The complex began life as a hotel in the 1880’s, built in the exuberant, historical mishmash style which the Victorians enjoyed. When the hotel failed, it was purchased in the 1890’s for use as the nucleus of an exclusive Christian girls’ boarding school. Over the ensuing decades the school, known as the National Park Seminary, added dormitories built in a range of international architectural styles, in order to encourage pupils to learn more about the world they lived in.
During the Great Depression, when many families lost the ability to pay for expensive boarding schools, enrollment began to decline sharply. With the outbreak of World War II, the Army requisitioned the property for use as an annex to the Walter Reed Army Medical Center. For the next several decades, patients suffering from a variety of maladies were treated at the facility.
At first glance, the repurposing of this assemblage would appear to be a good use of a space which might otherwise have gone to waste. Creating a convalescent hospital with more cheerful, less clinical surroundings seems like a kinder way of addressing the needs of those recovering from the horrors of war.

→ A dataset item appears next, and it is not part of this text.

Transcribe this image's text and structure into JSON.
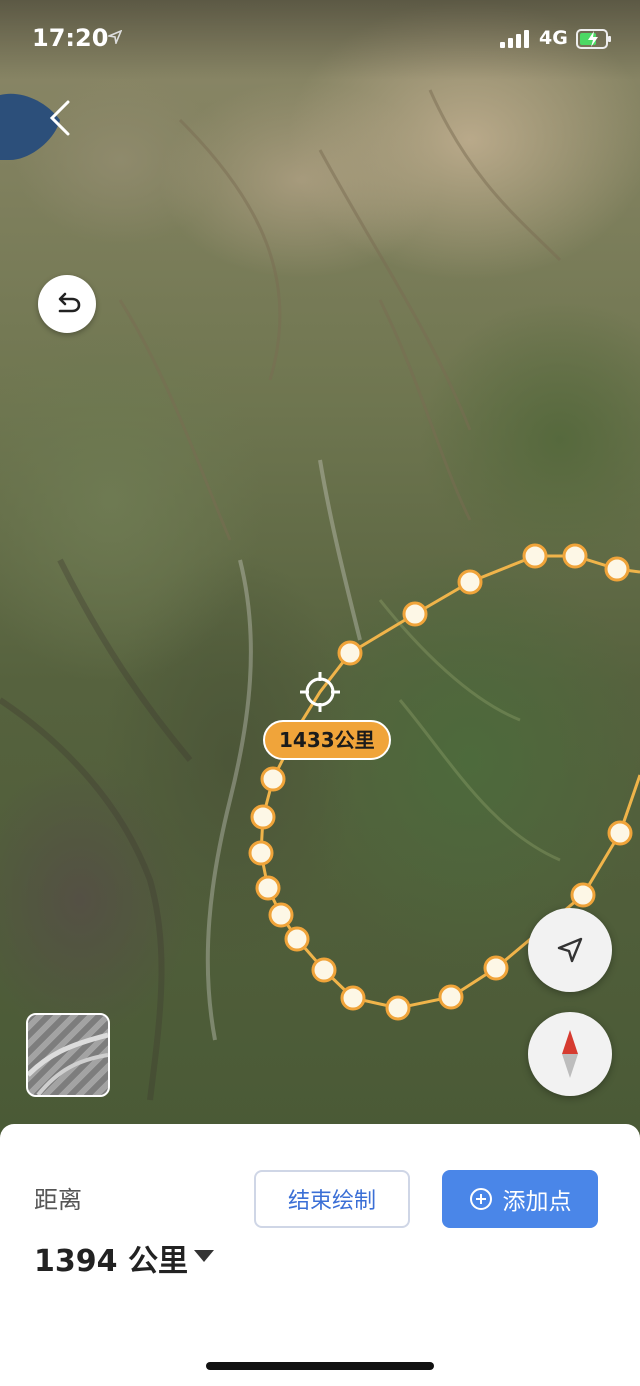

In a landscaped, park-like setting, surrounded by woods and streams, it was thought that the patients could make a better recovery from both their physical and their psychological wounds.
The problem was, many of these patients were suffering from Post-Traumatic Stress Disorder (“PTSD”). They had witnessed their friends being maimed or killed, and experienced things which haunted them day and night. So you can imagine, if you were a patient suffering from PTSD, what it must have been like to wake up from a recurring nightmare about something you experienced during combat in an old village in the French countryside, only to find yourself in a setting that looked remarkably like it. The psychological impact must have been terrible.
The Army did little to keep up the property, so that things began to crumble fairly quickly. A creeping decay, combined with whispered stories about medical experimentation, only heightened the sense of gloom about the place. This, combined with the nature of the buildings themselves, had a hugely negative impact on generations of patients, until the facility was finally closed in the 1970’s. The Army had never picked up on the fact that what was supposed to help soothe their patients had turned into something out of a Goya etching.
Although the blame for this must fall upon those who didn’t stop to think, historically it has often the case that the road to architectural hell is paved with good intentions. Carlo Maderno’s main façade for St. Peter’s Basilica in Rome for example, hews to the Counter-Reformation ideals which his patron Pope V espoused, and it was completed relatively swiftly. However the structure is also too squat, its bell towers were never completed thanks to poor surveying of the land which they were supposed to sit on, and the whole thing blocks the view of Michelangelo’s dome. Frank Lloyd Wright’s legendary Imperial Hotel in Tokyo, designed to reflect the Mayan love of water-based palaces and bring prestige to a burgeoning industrial city eager to foster greater ties with the West, was able to survive serious earthquakes relatively undamaged, thanks to its floating design. Unfortunately that same, highly evocative design meant that over time, the complex began to sink deeper and deeper into the muck on which it was built, until it had to be demolished.
The National Park Seminary was never a hugely significant piece of architecture, except perhaps for its remarkable main ballroom. Today, its buildings and grounds are in the process of being converted into a mixed use residential community. Yet the example of this strange, little-known corner of the Nation’s Capital does go to a larger point, which any consideration of new or repurposed architecture must take on board. Whatever their vision, sometimes both architects and patrons can get things very wrong, if they do not think of the long-term implications of their decisions.